Untuk menghitung peran perubahan iklim pada curah hujan yang menyebabkan banjir, para ilmuwan menganalisis catatan cuaca dan simulasi komputer untuk membandingkan iklim hari ini dengan iklim masa lalu. Saat ini suhu 1,2 derajat Celcius lebih hangat karena emisi buatan manusia.

Mereka berfokus pada tingkat curah hujan satu dan dua hari. Mereka menemukan bahwa dua daerah yang terkena dampak paling parah mengalami curah hujan yang belum pernah terjadi sebelumnya.

Di wilayah Ahr dan Erft di Jerman misalnya, 93 millimeter (3,6 inci) hujan turun dalam satu hari pada puncak krisis. Wilayah Meuse di Belgia mengalami hujan 106 millimeter yang memecahkan rekor selama periode dua hari.

Mereka menghitung bahwa banjir antara 1,2 dan sembilan kali lebih mungkin terjadi di iklim hangat.

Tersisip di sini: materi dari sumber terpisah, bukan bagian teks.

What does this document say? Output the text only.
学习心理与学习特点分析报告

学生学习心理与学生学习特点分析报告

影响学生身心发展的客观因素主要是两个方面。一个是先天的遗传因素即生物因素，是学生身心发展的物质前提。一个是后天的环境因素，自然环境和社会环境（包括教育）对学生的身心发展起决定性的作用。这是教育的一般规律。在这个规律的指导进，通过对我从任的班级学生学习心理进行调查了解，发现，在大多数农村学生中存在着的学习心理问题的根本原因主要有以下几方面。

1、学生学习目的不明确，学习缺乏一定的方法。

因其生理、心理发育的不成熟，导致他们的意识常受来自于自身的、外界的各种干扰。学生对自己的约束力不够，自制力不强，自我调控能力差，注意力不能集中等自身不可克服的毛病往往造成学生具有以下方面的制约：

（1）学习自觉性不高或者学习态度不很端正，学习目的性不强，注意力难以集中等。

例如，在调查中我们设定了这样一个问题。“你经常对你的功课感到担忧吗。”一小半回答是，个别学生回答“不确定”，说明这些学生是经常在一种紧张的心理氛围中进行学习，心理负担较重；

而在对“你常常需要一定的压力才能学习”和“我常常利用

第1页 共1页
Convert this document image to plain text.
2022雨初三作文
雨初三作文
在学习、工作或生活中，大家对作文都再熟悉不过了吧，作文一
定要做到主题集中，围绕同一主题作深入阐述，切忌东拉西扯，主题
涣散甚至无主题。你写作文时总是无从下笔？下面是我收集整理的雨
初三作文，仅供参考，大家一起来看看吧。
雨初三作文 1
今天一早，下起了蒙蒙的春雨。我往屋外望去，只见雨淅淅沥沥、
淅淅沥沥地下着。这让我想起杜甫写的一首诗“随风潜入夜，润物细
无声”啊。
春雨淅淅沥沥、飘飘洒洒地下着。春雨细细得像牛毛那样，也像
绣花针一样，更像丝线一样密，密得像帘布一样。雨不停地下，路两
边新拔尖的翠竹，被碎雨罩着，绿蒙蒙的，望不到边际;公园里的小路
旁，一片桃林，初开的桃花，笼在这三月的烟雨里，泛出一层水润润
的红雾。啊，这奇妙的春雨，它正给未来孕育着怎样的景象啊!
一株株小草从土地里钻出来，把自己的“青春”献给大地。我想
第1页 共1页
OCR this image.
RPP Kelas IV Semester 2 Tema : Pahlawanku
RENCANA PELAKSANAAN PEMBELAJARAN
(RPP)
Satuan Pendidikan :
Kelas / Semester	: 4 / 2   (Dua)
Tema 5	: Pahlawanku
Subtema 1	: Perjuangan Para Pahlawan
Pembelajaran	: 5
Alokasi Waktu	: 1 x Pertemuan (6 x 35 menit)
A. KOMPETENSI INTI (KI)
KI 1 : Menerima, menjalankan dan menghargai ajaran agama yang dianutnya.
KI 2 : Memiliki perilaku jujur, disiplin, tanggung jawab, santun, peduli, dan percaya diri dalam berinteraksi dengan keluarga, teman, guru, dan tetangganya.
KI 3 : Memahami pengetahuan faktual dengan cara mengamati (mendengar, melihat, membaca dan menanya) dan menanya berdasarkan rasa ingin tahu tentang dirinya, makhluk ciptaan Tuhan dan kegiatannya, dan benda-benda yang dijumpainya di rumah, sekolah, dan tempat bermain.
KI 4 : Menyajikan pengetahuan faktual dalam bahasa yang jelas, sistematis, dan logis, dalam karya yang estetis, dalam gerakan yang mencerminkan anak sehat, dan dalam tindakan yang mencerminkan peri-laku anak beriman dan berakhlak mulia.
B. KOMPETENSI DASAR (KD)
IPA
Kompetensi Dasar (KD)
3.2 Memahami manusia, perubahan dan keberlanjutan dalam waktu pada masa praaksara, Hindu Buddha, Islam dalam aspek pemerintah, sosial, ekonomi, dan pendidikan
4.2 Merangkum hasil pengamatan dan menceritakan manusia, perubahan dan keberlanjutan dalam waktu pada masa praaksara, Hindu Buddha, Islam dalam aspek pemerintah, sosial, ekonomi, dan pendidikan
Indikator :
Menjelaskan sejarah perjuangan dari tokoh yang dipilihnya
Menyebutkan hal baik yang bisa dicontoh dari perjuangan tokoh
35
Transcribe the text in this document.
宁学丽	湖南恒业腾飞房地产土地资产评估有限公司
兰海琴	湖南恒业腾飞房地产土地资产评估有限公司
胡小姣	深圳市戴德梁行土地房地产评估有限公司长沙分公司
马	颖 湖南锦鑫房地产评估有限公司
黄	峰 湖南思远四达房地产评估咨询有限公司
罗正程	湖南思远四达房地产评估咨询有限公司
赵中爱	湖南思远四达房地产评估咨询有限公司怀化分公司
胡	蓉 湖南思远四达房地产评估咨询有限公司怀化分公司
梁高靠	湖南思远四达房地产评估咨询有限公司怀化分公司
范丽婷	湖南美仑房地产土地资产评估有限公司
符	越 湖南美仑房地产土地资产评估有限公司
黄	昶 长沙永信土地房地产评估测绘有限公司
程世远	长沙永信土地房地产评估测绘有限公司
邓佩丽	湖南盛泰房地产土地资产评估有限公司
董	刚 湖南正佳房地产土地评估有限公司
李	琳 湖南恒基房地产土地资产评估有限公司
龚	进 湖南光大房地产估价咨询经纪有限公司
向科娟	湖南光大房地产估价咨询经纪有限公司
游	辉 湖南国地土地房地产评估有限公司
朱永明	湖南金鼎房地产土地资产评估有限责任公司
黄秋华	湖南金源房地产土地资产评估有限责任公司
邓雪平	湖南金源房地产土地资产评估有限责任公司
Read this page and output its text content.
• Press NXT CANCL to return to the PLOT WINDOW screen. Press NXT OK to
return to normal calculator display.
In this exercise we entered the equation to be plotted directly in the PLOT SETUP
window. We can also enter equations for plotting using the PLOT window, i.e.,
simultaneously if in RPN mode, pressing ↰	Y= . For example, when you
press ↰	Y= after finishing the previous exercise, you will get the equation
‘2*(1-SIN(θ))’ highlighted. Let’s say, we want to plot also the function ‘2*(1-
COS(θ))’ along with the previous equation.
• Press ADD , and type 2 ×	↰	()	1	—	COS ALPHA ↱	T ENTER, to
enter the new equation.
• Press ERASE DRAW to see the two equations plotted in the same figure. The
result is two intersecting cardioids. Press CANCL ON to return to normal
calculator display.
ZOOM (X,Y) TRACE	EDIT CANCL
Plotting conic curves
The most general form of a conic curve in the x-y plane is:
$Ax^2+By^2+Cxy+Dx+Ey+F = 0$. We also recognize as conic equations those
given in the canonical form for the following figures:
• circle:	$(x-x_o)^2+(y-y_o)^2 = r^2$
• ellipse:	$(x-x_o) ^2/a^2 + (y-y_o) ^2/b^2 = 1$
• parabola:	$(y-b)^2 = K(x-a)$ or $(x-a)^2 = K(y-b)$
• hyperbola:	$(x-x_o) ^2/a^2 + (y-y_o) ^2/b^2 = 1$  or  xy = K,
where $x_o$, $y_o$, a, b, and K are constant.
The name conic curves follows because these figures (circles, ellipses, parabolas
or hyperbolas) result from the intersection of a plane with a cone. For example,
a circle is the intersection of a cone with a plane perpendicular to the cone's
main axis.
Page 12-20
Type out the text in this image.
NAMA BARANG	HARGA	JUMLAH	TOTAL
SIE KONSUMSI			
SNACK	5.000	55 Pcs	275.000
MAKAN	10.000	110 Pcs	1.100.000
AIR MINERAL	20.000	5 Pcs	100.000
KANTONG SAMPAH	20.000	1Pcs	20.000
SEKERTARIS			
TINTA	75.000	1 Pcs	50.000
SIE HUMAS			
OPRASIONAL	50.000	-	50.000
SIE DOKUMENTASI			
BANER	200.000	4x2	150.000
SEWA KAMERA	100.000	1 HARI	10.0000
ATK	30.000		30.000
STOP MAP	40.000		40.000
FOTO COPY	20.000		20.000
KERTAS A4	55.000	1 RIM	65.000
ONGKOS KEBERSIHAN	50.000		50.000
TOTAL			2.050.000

Ini jika dibandingkan dengan skenario di mana tidak ada pemanasan sejak era pra-industri.

Sehingga menurut penelitian yang diselenggarakan oleh World Weather Attribution ini, hujan di Jerman dan wilayah Benelux kini antara 3-19% lebih berat. "Karena pemanasan global yang disebabkan manusia," tulis AFP mengutip peneliti.

Dengan menganalisis pola curah hujan lokal di seluruh Eropa Barat tersebut, penulis studi juga memperkirakan kemungkinan peristiwa serupa dengan banjir bulan lalu terjadi lagi. Ini bisa terjadi di daerah mana pun di Eropa, bahkan di seluruh Eropa Barat dalam jangka waktu tersebut.

"Perubahan iklim meningkatkan kemungkinan (banjir), tetapi perubahan iklim juga meningkatkan intensitasnya," kata seorang pakar cuaca di badan pemerintah Jerman, Frank Kreienkamp, dikutip media yang sama.

Sementara itu, Direktur Asosiasi Institut Perubahan Lingkungan Universitas Oxford Friederike Otto, mengatakan banjir menunjukkan bahwa bahkan negara-negara maju tidak aman dari bencana ini. Dampak parah cuaca ekstrem memburuk dengan perubahan iklim.

"Ini adalah tantangan global yang mendesak dan kita perlu melangkah ke sana. Ilmunya jelas dan sudah bertahun-tahun," katanya.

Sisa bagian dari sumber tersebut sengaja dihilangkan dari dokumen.